Voles shrugged. “But back to your intelligence people. Your police have two main units but both are confined largely to operations on your own island. Your police security and intelligence section isn't bad, and we, I mean primarily the CIA, have had some success with them in tracking down itinerant Middle Eastern terrorist types who see Ireland as a bit of a backwater where they can work undisturbed, mainly on money laundering.

“Your military intelligence is again mostly a domestic operation and is understandably reluctant to involve itself with anything civil or political. On top of that, there is the matter of jealously. Give the job to the army and the cops will be jealous and vice versa. And where there is jealously, there are wagging tongues.”

“I get the picture,” Manning said, cutting Voles short. “So this is where you come in. Small, recently wealthy country on edge of Europe, militarily neutral on paper but increasingly being drawn into NATO's orbit. Intrigued at the thought of playing with the big boys but nervous about them, too. And considerable opposition to the idea of such big boys games on the domestic political front. That means a government concerned about keeping a lid on things. We don't spy on people so they don't have to spy on us. We're nice people, the funny, quaint and quirky Irish, so just bugger off and leave us alone.”

“Precisely, Eamonn. But how do you know you're being left alone?”

Before Manning could reply their talk was cut short by a piercing scream. Both men made for the gate, and as they reached it, they spotted the source.

“Oh, Christ,” said Manning, “it's bloody Evans. What is she doing on the ground?”

The two men hurried to where Evans had fallen. She was a heap on the ground, though a heap that would not go easily unnoticed.

“These bloody heels. God, Eamonn, I think I've broken my ankle.”

Manning arrived at the scene of the disaster first. Evans, her hair tossed and falling over her eyes, stared up pitifully at her first secretary.

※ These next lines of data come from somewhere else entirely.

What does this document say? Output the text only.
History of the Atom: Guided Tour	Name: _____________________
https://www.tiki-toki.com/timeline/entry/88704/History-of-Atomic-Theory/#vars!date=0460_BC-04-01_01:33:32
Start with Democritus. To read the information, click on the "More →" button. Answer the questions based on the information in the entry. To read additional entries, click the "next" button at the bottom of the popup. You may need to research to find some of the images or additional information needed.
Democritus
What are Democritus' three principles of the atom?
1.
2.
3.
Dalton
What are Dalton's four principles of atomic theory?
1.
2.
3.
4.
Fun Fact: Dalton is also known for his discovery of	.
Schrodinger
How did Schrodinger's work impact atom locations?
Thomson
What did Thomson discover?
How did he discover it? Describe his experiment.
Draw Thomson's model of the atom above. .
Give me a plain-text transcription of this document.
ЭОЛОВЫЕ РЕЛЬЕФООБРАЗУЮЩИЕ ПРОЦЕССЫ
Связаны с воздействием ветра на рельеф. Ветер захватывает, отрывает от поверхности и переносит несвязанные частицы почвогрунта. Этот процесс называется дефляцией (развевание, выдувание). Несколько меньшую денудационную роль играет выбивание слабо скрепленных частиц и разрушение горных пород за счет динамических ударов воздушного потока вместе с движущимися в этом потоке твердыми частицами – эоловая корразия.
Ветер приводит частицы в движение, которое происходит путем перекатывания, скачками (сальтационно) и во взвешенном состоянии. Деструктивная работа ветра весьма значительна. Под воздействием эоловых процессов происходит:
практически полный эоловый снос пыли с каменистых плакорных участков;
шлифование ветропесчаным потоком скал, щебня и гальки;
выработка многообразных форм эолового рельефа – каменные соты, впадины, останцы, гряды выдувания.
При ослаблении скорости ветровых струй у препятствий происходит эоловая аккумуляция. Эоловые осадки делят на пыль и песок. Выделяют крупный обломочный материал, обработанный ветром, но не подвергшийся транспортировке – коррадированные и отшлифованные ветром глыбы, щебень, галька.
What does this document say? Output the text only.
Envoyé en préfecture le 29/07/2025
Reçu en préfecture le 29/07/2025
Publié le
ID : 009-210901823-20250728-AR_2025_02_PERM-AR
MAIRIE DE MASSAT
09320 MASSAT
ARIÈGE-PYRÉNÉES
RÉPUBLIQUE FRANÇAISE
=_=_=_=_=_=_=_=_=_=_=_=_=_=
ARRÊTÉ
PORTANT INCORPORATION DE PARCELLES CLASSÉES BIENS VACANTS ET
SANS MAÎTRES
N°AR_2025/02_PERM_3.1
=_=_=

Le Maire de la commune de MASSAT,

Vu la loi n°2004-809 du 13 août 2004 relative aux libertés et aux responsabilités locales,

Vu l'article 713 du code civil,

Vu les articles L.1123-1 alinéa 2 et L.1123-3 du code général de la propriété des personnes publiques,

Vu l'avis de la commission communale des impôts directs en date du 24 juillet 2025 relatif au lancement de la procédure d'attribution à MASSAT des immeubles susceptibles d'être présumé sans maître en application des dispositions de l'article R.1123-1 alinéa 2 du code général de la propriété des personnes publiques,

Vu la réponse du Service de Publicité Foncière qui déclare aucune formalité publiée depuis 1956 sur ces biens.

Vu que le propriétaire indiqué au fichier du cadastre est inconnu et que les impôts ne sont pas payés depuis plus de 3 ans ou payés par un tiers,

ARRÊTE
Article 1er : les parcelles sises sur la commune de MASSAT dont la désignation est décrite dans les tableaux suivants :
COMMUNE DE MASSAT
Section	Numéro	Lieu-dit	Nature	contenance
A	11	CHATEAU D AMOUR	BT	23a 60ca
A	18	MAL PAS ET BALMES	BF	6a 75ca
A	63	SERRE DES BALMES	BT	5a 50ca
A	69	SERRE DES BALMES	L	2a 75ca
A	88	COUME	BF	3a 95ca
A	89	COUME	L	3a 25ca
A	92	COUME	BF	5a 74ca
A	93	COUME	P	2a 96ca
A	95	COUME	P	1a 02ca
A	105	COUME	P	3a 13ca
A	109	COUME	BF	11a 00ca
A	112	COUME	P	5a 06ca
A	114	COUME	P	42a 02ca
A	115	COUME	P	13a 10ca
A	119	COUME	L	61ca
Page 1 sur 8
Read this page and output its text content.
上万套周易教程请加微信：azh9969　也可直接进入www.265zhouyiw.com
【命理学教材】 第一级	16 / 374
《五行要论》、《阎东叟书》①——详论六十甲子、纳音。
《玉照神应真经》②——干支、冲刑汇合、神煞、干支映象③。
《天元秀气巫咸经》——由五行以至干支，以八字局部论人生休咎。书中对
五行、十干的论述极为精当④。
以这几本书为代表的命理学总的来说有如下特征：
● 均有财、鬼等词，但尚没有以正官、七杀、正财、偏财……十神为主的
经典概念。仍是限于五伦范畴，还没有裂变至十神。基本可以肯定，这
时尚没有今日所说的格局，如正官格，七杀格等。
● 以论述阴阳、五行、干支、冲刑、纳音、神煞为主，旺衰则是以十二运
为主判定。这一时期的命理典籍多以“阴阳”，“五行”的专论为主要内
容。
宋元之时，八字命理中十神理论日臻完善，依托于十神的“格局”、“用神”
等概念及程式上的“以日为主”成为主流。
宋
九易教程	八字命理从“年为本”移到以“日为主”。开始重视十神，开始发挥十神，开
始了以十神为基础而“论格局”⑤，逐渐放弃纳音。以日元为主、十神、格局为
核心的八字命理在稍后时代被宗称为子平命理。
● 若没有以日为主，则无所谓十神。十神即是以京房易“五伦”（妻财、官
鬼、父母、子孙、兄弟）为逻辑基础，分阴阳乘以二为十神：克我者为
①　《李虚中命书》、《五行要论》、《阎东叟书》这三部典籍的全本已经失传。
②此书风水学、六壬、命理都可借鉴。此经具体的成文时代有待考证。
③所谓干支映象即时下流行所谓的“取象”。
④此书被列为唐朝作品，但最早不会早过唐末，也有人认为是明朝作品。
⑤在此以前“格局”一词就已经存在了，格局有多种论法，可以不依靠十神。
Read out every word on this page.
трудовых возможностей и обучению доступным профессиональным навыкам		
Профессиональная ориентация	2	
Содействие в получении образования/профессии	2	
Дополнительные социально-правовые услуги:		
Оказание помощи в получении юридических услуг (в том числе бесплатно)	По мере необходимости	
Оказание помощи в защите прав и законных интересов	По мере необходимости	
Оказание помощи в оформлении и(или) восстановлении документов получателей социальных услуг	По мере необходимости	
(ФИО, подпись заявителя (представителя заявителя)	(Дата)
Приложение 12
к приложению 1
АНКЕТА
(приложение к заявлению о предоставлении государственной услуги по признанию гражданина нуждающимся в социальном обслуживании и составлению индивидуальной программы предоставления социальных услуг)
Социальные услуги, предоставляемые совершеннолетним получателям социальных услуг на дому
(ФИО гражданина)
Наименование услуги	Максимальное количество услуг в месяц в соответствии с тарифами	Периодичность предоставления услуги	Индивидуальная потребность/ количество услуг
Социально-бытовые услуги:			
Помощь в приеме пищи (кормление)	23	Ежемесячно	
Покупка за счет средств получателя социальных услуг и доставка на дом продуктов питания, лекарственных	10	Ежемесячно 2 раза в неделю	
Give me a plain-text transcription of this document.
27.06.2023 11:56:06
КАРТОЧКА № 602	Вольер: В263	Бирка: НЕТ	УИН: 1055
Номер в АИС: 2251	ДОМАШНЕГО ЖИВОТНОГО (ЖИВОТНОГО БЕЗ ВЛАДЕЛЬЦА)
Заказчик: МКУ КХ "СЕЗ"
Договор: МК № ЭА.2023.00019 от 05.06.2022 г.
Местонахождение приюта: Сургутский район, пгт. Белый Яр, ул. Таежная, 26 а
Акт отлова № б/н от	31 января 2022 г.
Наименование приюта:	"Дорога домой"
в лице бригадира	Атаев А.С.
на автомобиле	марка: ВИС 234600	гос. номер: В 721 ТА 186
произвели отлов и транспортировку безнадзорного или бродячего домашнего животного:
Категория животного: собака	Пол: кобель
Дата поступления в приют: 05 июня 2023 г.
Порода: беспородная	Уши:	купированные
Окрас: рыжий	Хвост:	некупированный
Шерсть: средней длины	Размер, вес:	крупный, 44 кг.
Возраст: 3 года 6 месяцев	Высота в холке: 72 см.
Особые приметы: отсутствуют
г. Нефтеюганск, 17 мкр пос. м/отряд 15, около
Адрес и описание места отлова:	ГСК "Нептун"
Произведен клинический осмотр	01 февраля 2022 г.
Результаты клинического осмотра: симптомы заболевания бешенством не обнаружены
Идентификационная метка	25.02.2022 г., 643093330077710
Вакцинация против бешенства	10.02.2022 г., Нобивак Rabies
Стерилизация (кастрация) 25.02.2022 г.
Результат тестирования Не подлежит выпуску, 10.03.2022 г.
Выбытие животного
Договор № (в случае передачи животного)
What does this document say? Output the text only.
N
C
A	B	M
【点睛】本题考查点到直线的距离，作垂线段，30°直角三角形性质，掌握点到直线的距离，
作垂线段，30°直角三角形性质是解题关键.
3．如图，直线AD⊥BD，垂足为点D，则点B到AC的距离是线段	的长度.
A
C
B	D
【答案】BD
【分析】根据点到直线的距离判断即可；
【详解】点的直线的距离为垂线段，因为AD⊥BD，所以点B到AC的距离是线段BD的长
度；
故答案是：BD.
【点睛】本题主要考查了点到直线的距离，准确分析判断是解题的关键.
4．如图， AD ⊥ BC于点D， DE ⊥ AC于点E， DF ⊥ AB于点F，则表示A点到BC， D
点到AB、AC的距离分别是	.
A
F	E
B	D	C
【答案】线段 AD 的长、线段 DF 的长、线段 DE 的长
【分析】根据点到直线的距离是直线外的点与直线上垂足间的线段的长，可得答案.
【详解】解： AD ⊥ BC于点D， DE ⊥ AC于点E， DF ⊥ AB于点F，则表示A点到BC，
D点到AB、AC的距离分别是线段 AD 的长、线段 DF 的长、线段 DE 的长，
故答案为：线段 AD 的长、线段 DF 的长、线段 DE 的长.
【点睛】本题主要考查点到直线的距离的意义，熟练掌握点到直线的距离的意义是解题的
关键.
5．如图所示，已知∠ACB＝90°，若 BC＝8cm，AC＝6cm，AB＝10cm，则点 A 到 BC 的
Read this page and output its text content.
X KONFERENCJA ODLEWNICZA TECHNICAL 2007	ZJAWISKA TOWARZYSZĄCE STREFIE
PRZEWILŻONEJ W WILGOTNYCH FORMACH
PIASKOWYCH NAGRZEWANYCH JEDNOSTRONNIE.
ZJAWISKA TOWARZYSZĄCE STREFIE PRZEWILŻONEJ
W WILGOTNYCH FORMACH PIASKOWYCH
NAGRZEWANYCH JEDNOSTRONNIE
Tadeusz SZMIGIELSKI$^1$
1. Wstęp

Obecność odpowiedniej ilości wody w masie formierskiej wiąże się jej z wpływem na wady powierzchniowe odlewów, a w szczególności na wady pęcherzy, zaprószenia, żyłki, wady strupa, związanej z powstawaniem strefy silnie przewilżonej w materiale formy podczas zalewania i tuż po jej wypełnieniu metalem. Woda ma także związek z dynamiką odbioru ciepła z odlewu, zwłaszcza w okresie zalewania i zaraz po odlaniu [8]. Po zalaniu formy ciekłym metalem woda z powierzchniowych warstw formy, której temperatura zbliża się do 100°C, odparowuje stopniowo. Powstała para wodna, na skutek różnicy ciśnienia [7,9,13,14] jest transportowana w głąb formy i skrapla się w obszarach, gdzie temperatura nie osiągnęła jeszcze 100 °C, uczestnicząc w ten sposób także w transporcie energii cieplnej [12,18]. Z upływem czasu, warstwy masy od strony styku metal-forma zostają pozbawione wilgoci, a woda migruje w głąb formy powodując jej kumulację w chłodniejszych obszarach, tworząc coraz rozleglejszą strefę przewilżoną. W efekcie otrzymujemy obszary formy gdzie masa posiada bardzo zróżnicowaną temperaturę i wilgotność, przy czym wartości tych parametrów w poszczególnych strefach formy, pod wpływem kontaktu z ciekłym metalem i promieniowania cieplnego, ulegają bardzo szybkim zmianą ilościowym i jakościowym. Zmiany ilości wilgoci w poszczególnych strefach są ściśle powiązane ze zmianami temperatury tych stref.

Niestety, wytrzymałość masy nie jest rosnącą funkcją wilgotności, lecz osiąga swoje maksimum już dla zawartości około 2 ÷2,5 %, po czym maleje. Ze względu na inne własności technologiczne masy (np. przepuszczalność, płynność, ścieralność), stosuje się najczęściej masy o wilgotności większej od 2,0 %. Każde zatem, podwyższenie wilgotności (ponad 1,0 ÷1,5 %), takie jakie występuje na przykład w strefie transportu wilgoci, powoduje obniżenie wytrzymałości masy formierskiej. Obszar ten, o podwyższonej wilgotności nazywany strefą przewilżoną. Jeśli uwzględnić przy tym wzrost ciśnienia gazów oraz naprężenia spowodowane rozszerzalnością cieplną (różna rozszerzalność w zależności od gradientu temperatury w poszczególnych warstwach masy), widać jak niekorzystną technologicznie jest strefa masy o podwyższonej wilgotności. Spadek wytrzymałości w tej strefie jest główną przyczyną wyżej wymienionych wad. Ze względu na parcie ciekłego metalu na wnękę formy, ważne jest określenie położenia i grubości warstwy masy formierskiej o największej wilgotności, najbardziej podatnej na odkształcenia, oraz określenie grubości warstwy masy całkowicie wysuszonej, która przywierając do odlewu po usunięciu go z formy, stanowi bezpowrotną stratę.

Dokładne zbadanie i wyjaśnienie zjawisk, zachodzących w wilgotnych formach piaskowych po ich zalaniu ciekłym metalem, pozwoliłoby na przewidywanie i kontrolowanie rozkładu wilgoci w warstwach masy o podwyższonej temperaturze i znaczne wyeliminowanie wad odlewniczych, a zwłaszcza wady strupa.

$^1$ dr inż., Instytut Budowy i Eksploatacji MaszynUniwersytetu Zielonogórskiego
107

“Ambassador, are you okay?” Manning did his best to sound concerned. He wanted to laugh.

“I'm not sure, really. Remind me to have this place properly paved when
we move in. They can't expect me to walk around the grounds in carpet slippers or rubber wellies.”

“Of course not,” said Manning. The ambassador, who, he concluded, must have been dropped at the gate by a cab, ignored the sarcastic tone. Manning looked around for Voles. He was standing about fifteen feet away. He nodded at Manning as if to say Evans was all his.

“Well, don't just stand there gawking, Eamonn. For God's, sake help me up.”